How to Keep Your Association Meetings on Track

If leaders want members to attend association meetings, the key is to run them efficiently. Time is precious. With officiating, family and work commitments, association members can’t spend endless hours on association business and training. Keep the meetings on track and you’re more likely to fill the seats.

Step 1 — Start on time. Instruct members to find their seats and begin to get them settled a few minutes before the scheduled start time. Regardless of who isn’t there, start the meeting on time. If you start a little bit late for those who are tardy, you’re likely going to alienate everyone else.

Step 2 — Make an agenda and stick to it. Plan how long certain agenda items will take, put that time amount in the agenda and stick to it.

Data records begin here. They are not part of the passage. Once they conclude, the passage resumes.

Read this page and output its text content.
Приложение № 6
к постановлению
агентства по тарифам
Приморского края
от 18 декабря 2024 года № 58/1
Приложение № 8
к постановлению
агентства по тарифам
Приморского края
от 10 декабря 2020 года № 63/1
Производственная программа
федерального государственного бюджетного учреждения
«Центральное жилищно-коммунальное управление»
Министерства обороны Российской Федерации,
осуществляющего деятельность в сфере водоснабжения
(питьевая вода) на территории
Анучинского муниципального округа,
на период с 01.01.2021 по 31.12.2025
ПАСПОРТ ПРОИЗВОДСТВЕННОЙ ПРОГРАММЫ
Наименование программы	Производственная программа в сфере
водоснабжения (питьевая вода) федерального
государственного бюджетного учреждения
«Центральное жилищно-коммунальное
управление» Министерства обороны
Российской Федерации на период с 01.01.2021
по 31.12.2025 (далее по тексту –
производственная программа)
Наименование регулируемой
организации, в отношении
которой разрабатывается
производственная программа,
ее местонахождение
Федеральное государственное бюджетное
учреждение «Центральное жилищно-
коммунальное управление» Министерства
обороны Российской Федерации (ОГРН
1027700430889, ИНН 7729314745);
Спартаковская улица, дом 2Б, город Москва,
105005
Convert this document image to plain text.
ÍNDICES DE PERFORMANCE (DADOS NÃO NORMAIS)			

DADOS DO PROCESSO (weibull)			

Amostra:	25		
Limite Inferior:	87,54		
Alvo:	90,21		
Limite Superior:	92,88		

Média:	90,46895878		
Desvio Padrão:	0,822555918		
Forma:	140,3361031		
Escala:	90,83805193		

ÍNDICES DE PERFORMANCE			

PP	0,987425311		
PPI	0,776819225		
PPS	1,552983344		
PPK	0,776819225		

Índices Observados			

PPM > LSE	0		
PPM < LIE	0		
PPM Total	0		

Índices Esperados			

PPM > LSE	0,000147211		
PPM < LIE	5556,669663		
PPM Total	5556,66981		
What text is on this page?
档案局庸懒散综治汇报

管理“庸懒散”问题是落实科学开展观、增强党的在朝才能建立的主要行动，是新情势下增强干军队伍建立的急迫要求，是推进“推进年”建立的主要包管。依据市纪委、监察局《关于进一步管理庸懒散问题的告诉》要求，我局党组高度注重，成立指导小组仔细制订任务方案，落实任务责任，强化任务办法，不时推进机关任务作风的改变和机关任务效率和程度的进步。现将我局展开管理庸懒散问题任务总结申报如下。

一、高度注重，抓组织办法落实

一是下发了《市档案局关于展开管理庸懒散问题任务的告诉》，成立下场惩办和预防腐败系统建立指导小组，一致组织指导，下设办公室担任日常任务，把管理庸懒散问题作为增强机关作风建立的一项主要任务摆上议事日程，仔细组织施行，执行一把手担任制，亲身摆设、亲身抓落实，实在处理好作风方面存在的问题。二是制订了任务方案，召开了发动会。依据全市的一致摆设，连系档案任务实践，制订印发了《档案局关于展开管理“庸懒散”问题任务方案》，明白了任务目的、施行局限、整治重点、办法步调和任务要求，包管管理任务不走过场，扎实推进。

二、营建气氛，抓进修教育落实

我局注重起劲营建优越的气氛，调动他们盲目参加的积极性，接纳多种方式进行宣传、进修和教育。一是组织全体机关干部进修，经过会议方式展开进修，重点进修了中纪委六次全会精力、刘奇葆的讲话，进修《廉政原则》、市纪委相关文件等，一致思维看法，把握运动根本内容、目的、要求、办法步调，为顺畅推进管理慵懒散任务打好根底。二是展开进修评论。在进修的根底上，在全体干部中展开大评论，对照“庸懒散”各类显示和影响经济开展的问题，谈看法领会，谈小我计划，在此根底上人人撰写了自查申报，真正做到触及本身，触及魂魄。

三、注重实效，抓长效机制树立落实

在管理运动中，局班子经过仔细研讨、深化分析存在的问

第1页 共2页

Leaving bullet-point topics with no endgame is fine if your association members have unlimited time, but that is likely not the case. Sticking to the agenda requires a strong meeting facilitator. If you’re the president but that’s not your strong suit, it’s OK if the vice president runs the meetings.

Step 3 — Hold off presentation questions to the end. Make it clear in the beginning of a presentation that questions are welcomed, but for time purposes, they should be held for the end of the speech. Often questions come up that will be answered later in the presentation, so that eliminates the duplication of material. You’ll still get some questions during the presentation, and that’s fine. Presenters should be able to handle those quickly or ask the member to remember his or her question and ask it after the presentation wraps up.

Step 4 — Keep discussion on point. For some presentations, discussion is welcomed throughout, and that’s great, if the discussion relates to the topic. Don’t let officials bring in other random topics. If anything goes, expect to be there all night, and expect some unhappy members.

Step 5 — Communicate time limits to your guest speakers. There are some great officiating speakers out there and there are some long-winded officiating speakers as well. Don’t complain that the speech goes an hour or two hours or more if you haven’t told the speaker that he or she has a time limit. Sometimes even when you’re clear about the time available, you’ll get a speaker who stretches the limits. It’s a good idea to let your speakers know that you will signal to them when they have 10 minutes left or something close to that. It’s a good reminder for those who need it.